MTA officials estimate that 1,200 weekday customers and 1,200 weekend customers would have to use the L train or the B-60 in place of the B-13, though service on the remaining portions of the route, which runs from Metropolitan and Graham Avenues in Williamsburg east to Spring Creek in Canarsie, would not be affected.

The news disturbed Betty Cooney, Executive Director of the Graham Avenue BID, who contacted Wyckoff Hospital officials and several local business owners whose customers and employees regularly use the bus line.

“The hospital didn’t even know that MTA was thinking of this,” said Cooney. “If you’re sick, elderly, or handicapped, you can’t get to it. The point is, if you want to go to the hospital and you take the train, handicapped accessible, now you can’t get to the hospital from that train. There’s no bus to take up there. That’s a very important point.”

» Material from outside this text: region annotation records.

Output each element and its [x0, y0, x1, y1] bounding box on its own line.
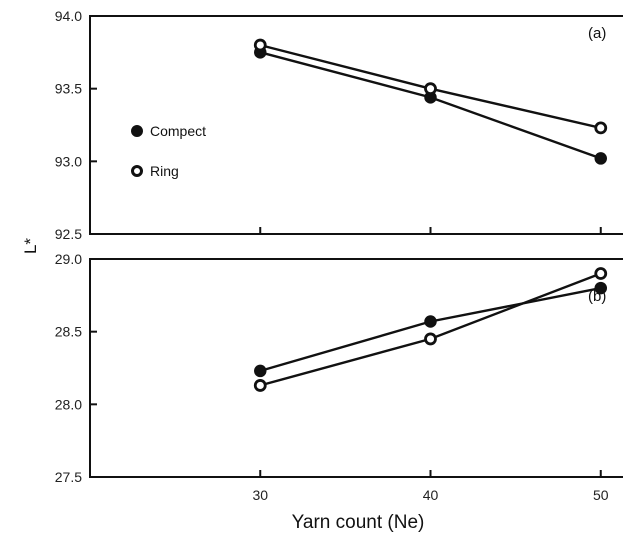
panel-a-ring-point — [594, 121, 608, 135]
panel-a-ytick-label: 92.5 — [55, 226, 82, 242]
panel-a-ring-point — [253, 38, 267, 52]
legend: Compect Ring — [131, 123, 206, 179]
panel-b-ring-point — [424, 332, 437, 346]
y-axis-label: L* — [21, 238, 40, 254]
panel-b-ytick-label: 28.0 — [55, 396, 82, 412]
panel-b-ring-point — [594, 267, 608, 280]
panel-b-ring-point — [253, 379, 267, 392]
panel-a-frame — [89, 15, 623, 235]
legend-compect-label: Compect — [150, 123, 206, 139]
legend-compect-marker — [131, 125, 143, 137]
panel-b-compect-line — [259, 286, 602, 373]
panel-a-ytick-label: 93.0 — [55, 153, 82, 169]
panel-b-compect-point — [254, 364, 267, 378]
panel-a-compect-point — [594, 152, 607, 165]
panel-b-ytick-label: 29.0 — [55, 251, 82, 267]
panel-a-ring-point — [424, 82, 437, 96]
panel-b-ytick-label: 28.5 — [55, 324, 82, 340]
panel-a-ytick-label: 94.0 — [55, 8, 82, 24]
legend-ring-marker — [131, 165, 143, 177]
x-axis-label: Yarn count (Ne) — [292, 512, 425, 533]
xtick-label: 50 — [593, 487, 609, 503]
panel-b: 29.0 28.5 28.0 27.5 (b) — [55, 251, 623, 485]
legend-ring-label: Ring — [150, 163, 179, 179]
panel-b-compect-point — [424, 315, 437, 328]
xtick-label: 30 — [252, 487, 268, 503]
panel-a-label: (a) — [588, 25, 606, 42]
panel-b-frame — [89, 258, 623, 478]
panel-a-compect-line — [259, 51, 602, 160]
panel-b-compect-point — [594, 281, 607, 295]
panel-a-ytick-label: 93.5 — [55, 81, 82, 97]
panel-b-label: (b) — [588, 288, 606, 305]
panel-b-ring-line — [259, 272, 602, 387]
xtick-label: 40 — [423, 487, 439, 503]
panel-a: 94.0 93.5 93.0 92.5 (a) Compect Ring — [55, 8, 623, 242]
panel-b-ytick-label: 27.5 — [55, 469, 82, 485]
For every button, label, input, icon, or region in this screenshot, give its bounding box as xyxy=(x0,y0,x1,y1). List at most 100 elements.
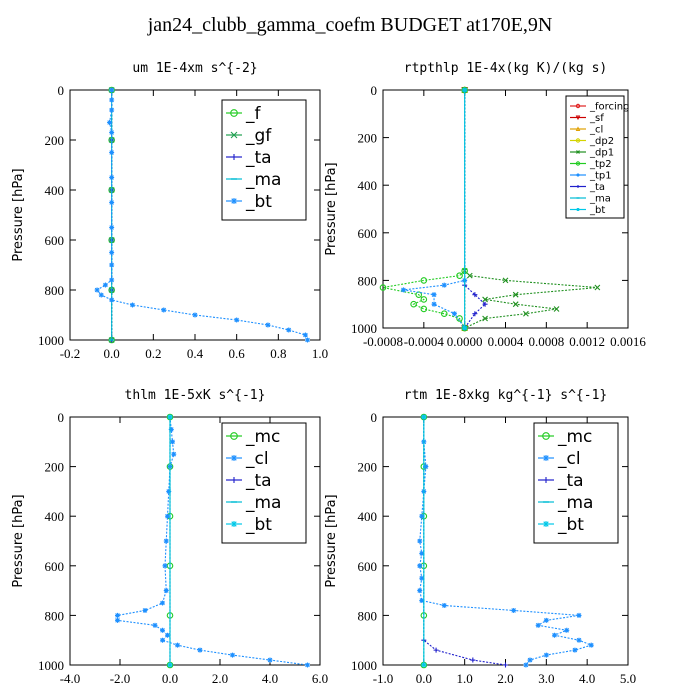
x-tick-label: 2.0 xyxy=(212,671,228,686)
legend-box xyxy=(221,422,307,544)
marker xyxy=(523,662,529,668)
y-axis-label: Pressure [hPa] xyxy=(11,494,26,587)
marker xyxy=(400,287,406,293)
marker xyxy=(165,632,170,638)
series-bt xyxy=(167,414,173,668)
marker xyxy=(503,662,508,668)
marker xyxy=(553,306,560,312)
x-tick-label: -0.0004 xyxy=(404,334,445,349)
y-axis-label: Pressure [hPa] xyxy=(11,168,26,261)
marker xyxy=(472,292,478,298)
y-tick-label: 200 xyxy=(45,460,65,475)
series-line xyxy=(403,90,466,329)
legend-entry: _tp1 xyxy=(589,171,612,182)
x-tick-label: 0.0 xyxy=(162,671,178,686)
marker xyxy=(431,301,437,307)
y-tick-label: 600 xyxy=(358,226,378,241)
marker xyxy=(230,432,238,440)
marker xyxy=(160,627,165,633)
marker xyxy=(451,311,457,317)
x-tick-label: 5.0 xyxy=(620,671,636,686)
marker xyxy=(466,272,473,279)
x-tick-label: 1.0 xyxy=(312,346,328,361)
marker xyxy=(433,647,439,653)
series-cl xyxy=(115,414,310,668)
y-tick-label: 1000 xyxy=(351,658,377,673)
marker xyxy=(417,563,423,569)
legend-entry: _gf xyxy=(245,126,272,146)
marker xyxy=(420,305,428,313)
y-tick-label: 600 xyxy=(358,559,378,574)
marker xyxy=(441,282,447,288)
marker xyxy=(482,301,488,307)
legend-entry: _cl xyxy=(557,449,581,469)
marker xyxy=(302,332,308,338)
marker xyxy=(102,282,108,288)
legend-entry: _f xyxy=(245,104,262,124)
series-tp2 xyxy=(379,86,468,332)
x-tick-label: -0.2 xyxy=(60,346,81,361)
marker xyxy=(588,642,594,648)
marker xyxy=(543,521,549,527)
x-tick-label: 4.0 xyxy=(262,671,278,686)
marker xyxy=(482,296,488,303)
series-dp1 xyxy=(461,87,601,331)
marker xyxy=(230,131,238,139)
y-tick-label: 800 xyxy=(45,608,65,623)
legend-entry: _mc xyxy=(557,427,592,447)
legend-box xyxy=(533,422,619,544)
marker xyxy=(564,627,570,633)
series-tp1 xyxy=(400,87,468,331)
marker xyxy=(576,185,580,188)
marker xyxy=(576,637,582,643)
marker xyxy=(171,451,177,457)
legend-entry: _forcing xyxy=(589,102,630,113)
marker xyxy=(482,315,488,322)
legend-entry: _ma xyxy=(589,194,611,205)
marker xyxy=(109,200,115,205)
series-line xyxy=(423,417,506,666)
page-title: jan24_clubb_gamma_coefm BUDGET at170E,9N xyxy=(147,14,553,36)
y-tick-label: 800 xyxy=(358,608,378,623)
legend-entry: _sf xyxy=(589,113,604,124)
x-tick-label: 0.0008 xyxy=(528,334,564,349)
legend-entry: _ma xyxy=(245,493,281,513)
marker xyxy=(441,602,447,608)
marker xyxy=(166,488,172,494)
legend-entry: _ma xyxy=(557,493,593,513)
marker xyxy=(167,414,173,420)
marker xyxy=(575,161,581,166)
x-tick-label: -0.0008 xyxy=(363,334,403,349)
panel-2: rtpthlp 1E-4x(kg K)/(kg s) Pressure [hPa]… xyxy=(324,61,646,349)
marker xyxy=(305,337,310,343)
marker xyxy=(417,538,423,544)
y-tick-label: 1000 xyxy=(38,658,64,673)
marker xyxy=(417,588,423,594)
legend-entry: _cl xyxy=(589,125,603,136)
y-tick-label: 200 xyxy=(358,131,378,146)
marker xyxy=(109,175,115,180)
marker xyxy=(512,301,519,308)
marker xyxy=(192,312,198,318)
y-axis-label: Pressure [hPa] xyxy=(324,162,339,255)
series-ta xyxy=(421,414,508,668)
marker xyxy=(230,652,235,658)
marker xyxy=(109,277,115,283)
marker xyxy=(552,632,557,638)
marker xyxy=(511,607,517,613)
legend: _mc_cl_ta_ma_bt xyxy=(533,422,619,544)
marker xyxy=(267,657,273,663)
marker xyxy=(109,87,115,93)
plot-frame xyxy=(69,416,321,666)
x-tick-label: 0.6 xyxy=(229,346,246,361)
marker xyxy=(575,138,581,143)
marker xyxy=(410,300,417,308)
marker xyxy=(167,662,173,668)
y-tick-label: 400 xyxy=(45,183,65,198)
x-tick-label: 1.0 xyxy=(457,671,473,686)
marker xyxy=(231,154,237,160)
panel-1: um 1E-4xm s^{-2} Pressure [hPa] 0 200 400 600… xyxy=(11,61,328,361)
legend-entry: _ta xyxy=(589,182,605,193)
marker xyxy=(305,662,310,668)
series-bt xyxy=(462,87,468,331)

In a letter to MTA Community Affairs Director Douglas Sussman, Wyckoff Hospital President and CEO Rajiv K. Garg noted that the entrances to the DeKalb L station on Stanhope and Stockholm streets are not complaint with the American Disability Act or designed for future ADA renovations. Garg asked the MTA to “reconsider and withdraw its proposal to shorten the B13 bus line” and “refrain from further service changes that would reduce or restrict access to the Hospital.”

New York City Transit referred comments to the MTA, where a spokesperson explained that the proposals for service changes would help close a $750 million budget shortfall due to a loss of revenue and accumulated cuts from the state.

“The Chairman is being clear that we’ve done everything we can to minimize impacts on our customers, but given the large size of our budget deficit, these are very difficult choices that we have to make,” said MTA spokesperson Kevin Ortiz.

In the meantime, community leaders and public officials vowed to work with the MTA to restore the proposed cuts before they become permanent. Council member Diana Reyna (D-Williamsburg) said the MTA must “not make drastic choices” that would affect thousands of riders and that she will ask them to reconsider their reasoning for closing the B-13.

State Senate Transportation Chair Martin Dilan (D-Williamsburg), whose district includes the B-13 line, is reviewing the MTA’s proposal to see what will ultimately be done. Dilan spokesperson Graham Parker indicated that the plan is still evolving and that the route reductions are not set in stone, but “if there’s no scheduled stop in front of the hospital, our office would have an issue.”